幼児(おさなご)の微笑の魅力はなんと大人の心を素直にさせるものでしょう! にっこり笑って何やら無心に「アパパ」と言葉にならない声を出し、私を一気に幼児の世界へひきずり込んでいきます。

鼻にしわ寄せてカッカッと笑うほっペに出来るしわは、この子のひいおばあちゃんにそっくりだって、今日初めて発見。

じっと見つめて恐れを知らないこの子の信頼を裏切ることなぞあってはならないと、純粋な気持ちにさせられます。疲れも吹っ飛び抱き上げ、頬ずりして「大好きよ!」とまた2人で一騒ぎ。

赤ちゃんが居るということは、そこに赤ちゃんが居るということだけで大人たちを幸せな気分にしてくれるものだとつくづく思うこの頃です。

ところが、今日も相談がありました。

子どもがまったく言うことを聞かない。

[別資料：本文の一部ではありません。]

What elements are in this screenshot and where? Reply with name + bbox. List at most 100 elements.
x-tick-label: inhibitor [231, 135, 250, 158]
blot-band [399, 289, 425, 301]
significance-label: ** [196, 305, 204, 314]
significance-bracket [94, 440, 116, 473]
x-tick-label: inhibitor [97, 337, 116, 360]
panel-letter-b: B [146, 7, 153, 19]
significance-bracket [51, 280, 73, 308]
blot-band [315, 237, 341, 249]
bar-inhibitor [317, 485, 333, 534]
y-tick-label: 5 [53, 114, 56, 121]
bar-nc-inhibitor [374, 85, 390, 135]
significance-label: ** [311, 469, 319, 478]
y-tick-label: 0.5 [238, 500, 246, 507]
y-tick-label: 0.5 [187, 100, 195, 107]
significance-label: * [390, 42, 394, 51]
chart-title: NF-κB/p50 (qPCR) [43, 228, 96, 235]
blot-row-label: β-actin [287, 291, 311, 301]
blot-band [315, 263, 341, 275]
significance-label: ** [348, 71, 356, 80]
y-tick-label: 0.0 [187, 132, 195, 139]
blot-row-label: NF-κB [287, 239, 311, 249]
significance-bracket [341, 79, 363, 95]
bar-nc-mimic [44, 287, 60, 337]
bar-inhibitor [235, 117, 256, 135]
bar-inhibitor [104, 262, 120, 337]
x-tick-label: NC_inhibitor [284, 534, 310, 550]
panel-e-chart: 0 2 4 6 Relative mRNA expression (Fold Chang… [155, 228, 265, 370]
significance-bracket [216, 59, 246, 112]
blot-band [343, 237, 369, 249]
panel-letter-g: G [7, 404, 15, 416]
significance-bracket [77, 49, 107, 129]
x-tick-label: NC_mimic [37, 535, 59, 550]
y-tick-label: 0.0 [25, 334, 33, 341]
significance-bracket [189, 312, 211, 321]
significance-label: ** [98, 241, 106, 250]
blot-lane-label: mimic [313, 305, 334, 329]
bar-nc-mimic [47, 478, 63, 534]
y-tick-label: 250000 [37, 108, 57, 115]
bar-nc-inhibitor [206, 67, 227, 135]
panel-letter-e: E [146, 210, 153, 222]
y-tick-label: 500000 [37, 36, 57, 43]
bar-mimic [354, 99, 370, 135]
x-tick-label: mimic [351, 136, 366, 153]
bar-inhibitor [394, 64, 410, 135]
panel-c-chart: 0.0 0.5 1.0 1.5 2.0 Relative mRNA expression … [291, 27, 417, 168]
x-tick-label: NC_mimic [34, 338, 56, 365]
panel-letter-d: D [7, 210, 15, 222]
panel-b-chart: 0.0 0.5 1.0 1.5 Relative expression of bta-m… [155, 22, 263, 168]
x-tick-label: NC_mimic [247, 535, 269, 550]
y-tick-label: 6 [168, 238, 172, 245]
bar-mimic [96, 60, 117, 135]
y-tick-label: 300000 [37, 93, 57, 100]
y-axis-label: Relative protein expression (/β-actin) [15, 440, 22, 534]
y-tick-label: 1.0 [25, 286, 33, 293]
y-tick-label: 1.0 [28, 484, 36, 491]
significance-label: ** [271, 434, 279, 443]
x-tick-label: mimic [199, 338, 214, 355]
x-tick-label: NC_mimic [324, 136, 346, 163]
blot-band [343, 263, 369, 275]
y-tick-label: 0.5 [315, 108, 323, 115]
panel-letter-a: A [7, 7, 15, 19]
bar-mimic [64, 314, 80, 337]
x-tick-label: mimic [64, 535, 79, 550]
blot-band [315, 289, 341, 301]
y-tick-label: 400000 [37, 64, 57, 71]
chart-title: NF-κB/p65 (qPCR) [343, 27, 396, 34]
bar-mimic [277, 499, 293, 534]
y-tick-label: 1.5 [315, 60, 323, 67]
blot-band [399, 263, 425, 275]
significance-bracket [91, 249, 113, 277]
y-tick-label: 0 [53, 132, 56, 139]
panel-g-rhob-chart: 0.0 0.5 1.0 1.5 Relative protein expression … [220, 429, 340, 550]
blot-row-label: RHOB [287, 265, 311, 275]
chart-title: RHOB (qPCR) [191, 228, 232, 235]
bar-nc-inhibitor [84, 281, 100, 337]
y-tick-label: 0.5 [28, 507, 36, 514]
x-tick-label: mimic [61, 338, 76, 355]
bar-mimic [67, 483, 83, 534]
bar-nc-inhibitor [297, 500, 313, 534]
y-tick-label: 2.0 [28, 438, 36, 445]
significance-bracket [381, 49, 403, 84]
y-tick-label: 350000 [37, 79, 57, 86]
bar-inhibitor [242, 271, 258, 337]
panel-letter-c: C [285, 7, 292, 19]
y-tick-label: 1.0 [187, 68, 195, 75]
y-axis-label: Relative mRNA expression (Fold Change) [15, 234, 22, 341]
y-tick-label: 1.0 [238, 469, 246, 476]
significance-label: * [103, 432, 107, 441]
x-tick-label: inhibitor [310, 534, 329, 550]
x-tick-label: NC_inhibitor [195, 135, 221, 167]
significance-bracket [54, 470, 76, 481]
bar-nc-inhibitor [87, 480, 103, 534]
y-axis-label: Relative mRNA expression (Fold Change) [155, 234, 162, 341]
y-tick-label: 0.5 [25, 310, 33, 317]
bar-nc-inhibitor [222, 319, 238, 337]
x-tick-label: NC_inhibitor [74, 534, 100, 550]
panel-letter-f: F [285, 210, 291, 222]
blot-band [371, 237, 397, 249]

何を考えているのかわからないと。抱きしめて、頬ずりして、「世界一幸せ」と、思っていた親子の充実感が、いつの間にうっとうしい存在になり、お互いの思いがすれ違ってしまったのでしょう。毎日、毎日、繰り返される日々の暮らしの中で交わされる夫婦の会話、思いのやりとり、「幸せよ」という家族の空気も、いがみ合い、憎しみ合う家族の思いも、みんな敏感に感じとって、赤ちゃんは安心したり不安になったりしながら、成長していくものなんですね。

言葉の理解がなくっても、思いの世界は共通です。お母さんが、イライラしている時は、夜ぐずって寝なかったり、お父さんも早く帰って来て、みんなが落ち着いた気分で食事の出来た夜などは、早くぐっすり寝てくれたりと、こんな経験ありません?

この子が大きくなって、生まれて来て良かった、ここの家族として生まれて来て良かったと思えるような、そして幸せだと思えるような暮らしであって欲しいと願うなら、周りに居て、成長していくこの子の心にいろいろ影響の大きな大人の暮らし方、生きる姿勢が大切なんだと改めて思うことが多くなりました。両親が諦めた暮らし方や、けんかばかりしていて「この子だけは幸せに」と願っても、なかなかむずかしい願いではないかと思います。